When completed, the canal into the 528-acre backwater will be 0.8 miles long, 25 feet wide and more than 3 feet deep. An estimated 9,630 yards of sediment will be dredged out.
“Coal Pile is the most popular backwater for fishing for black bass in the lower Arkansas River. The winning fish from the Arkansas Big Bass Bonanza, the largest tournament in Arkansas, often comes from this backwater,” said the Southeast Aquatic Resource Partnership (SARP), which provided a $50,000 grant to help with restoration.
But since 1970, an estimated 9,000 acres of backwater habitat has been lost to sedimentation on the Arkansas. Openings into Coal Pile filled with dirt and debris, making fish and boat passage difficult most of the time. SARP estimates that the river has lost 9 percent of its total aquatic area from 1973 to 1999, much of that in backwater areas, which is critical for spawning and nursery habitat.

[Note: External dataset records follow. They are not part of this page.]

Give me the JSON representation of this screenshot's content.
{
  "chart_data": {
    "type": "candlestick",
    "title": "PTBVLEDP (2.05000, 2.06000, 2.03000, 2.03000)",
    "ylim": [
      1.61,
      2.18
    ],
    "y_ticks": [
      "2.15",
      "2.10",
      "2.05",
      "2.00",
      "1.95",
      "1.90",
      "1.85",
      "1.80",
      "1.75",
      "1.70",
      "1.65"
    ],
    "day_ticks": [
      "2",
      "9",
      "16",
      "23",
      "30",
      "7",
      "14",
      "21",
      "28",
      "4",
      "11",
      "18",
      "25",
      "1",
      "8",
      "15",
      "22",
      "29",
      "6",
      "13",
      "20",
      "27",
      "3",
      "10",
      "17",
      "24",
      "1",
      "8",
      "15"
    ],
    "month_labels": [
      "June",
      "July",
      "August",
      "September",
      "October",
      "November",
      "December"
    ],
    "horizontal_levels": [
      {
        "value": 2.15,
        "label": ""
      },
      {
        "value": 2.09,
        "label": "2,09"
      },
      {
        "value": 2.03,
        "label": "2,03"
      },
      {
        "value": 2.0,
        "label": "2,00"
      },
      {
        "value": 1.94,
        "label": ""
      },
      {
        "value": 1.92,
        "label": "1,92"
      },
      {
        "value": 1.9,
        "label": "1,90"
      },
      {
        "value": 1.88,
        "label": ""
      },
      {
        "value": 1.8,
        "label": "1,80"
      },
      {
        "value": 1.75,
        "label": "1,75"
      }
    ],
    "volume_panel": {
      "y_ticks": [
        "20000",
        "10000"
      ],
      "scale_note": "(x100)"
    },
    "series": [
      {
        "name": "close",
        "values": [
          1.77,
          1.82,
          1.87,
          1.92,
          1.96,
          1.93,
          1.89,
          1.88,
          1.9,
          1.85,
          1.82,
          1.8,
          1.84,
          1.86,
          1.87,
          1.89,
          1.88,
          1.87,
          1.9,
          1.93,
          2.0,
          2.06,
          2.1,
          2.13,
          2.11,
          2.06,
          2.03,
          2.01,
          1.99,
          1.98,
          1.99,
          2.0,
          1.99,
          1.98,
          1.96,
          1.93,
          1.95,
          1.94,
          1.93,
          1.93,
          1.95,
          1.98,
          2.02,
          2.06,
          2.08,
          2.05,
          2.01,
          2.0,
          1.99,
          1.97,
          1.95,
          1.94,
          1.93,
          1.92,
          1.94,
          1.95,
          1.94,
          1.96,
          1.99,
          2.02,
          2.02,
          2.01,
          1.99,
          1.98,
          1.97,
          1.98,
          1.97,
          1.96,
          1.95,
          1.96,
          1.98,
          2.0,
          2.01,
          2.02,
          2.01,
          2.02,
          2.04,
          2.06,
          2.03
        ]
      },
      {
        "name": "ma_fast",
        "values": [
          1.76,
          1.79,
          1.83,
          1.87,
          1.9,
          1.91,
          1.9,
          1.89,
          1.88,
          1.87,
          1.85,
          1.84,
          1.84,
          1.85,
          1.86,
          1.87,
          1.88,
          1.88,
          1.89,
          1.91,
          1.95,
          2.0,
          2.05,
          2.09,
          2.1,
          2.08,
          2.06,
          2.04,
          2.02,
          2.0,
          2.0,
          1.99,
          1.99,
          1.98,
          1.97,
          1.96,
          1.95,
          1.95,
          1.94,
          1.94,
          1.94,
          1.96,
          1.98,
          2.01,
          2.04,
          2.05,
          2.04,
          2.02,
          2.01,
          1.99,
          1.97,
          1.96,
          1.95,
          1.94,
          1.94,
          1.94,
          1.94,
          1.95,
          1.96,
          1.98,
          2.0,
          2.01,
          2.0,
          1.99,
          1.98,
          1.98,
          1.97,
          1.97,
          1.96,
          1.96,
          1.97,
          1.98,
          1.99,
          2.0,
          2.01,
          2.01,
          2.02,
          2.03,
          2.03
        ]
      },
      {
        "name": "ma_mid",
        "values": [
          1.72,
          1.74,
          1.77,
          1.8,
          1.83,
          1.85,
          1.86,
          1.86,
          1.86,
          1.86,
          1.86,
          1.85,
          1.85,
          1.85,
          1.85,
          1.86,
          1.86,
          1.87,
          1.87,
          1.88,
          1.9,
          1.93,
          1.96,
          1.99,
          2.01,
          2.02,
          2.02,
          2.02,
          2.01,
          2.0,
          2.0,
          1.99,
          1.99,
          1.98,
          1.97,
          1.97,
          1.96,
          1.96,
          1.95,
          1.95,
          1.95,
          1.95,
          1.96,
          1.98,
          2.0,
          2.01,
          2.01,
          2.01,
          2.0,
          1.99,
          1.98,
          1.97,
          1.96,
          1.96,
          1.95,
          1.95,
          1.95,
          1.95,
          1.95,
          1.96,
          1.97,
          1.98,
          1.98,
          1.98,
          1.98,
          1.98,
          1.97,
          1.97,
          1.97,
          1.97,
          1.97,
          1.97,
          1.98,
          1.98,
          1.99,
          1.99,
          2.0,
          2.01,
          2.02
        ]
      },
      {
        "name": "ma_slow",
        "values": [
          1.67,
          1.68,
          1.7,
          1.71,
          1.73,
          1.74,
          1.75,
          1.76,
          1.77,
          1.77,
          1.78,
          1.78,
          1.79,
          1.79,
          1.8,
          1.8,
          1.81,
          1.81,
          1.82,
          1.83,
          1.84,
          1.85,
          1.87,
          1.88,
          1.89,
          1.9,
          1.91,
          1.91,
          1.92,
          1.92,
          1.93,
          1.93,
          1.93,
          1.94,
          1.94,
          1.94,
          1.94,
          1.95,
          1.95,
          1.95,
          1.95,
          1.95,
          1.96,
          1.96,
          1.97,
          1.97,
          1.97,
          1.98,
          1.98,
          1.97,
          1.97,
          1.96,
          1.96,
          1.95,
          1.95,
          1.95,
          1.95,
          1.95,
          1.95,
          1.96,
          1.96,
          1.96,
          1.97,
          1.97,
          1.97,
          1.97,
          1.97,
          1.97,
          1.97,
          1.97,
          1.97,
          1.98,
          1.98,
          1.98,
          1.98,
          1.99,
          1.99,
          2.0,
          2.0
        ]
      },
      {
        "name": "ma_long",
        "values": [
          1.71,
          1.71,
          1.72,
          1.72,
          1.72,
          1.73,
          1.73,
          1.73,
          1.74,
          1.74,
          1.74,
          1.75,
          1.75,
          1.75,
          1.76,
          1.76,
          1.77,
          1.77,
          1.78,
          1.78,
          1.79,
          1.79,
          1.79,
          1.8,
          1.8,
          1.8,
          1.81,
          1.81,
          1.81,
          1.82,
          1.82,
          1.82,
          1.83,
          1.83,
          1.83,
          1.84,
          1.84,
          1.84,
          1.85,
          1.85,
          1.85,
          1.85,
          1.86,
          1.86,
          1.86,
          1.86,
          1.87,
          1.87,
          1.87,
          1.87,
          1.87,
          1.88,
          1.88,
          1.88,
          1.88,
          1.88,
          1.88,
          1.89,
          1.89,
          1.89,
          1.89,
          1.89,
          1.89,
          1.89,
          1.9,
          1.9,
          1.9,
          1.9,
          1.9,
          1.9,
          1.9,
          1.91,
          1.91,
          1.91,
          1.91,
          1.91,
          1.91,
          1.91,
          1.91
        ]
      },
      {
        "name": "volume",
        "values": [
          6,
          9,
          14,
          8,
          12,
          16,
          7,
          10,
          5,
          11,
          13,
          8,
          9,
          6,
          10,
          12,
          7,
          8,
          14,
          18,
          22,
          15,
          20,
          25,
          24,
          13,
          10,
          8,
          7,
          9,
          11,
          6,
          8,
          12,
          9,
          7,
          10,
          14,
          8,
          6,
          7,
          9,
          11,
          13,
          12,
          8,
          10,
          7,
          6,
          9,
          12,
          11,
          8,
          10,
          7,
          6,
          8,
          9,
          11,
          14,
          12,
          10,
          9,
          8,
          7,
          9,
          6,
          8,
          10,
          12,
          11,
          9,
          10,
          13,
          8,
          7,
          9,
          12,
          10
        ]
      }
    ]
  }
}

Not surprisingly, then, those backwaters also hold big bass. Until 1975, Coal Pile owned the state record largemouth, 13-2. That reputation prompted competitors during the 1984 and 1985 Bassmaster Classics out of Pine Bluff to make the long run downstream each day, although it yielded little during those August dog days.
More recently, David Shopher boated a 6.27-pound bass there to win the 2012 Arkansas Big Bass Bonanza.
AGF received title to the water in 2009, following complex negotiations with a private hunting club that owns land near the backwater. At the time, the agency said, “We need to work on getting the entrance to Coal Pile dredged out. It is dangerous now. Bass boats get up on plane and go in at 50 miles an hour if they know the exact spot to hit.”
The area’s name, meanwhile, has endured for centuries, with speculation being the Coal Pile is called that because fuel for steamboats was stored there.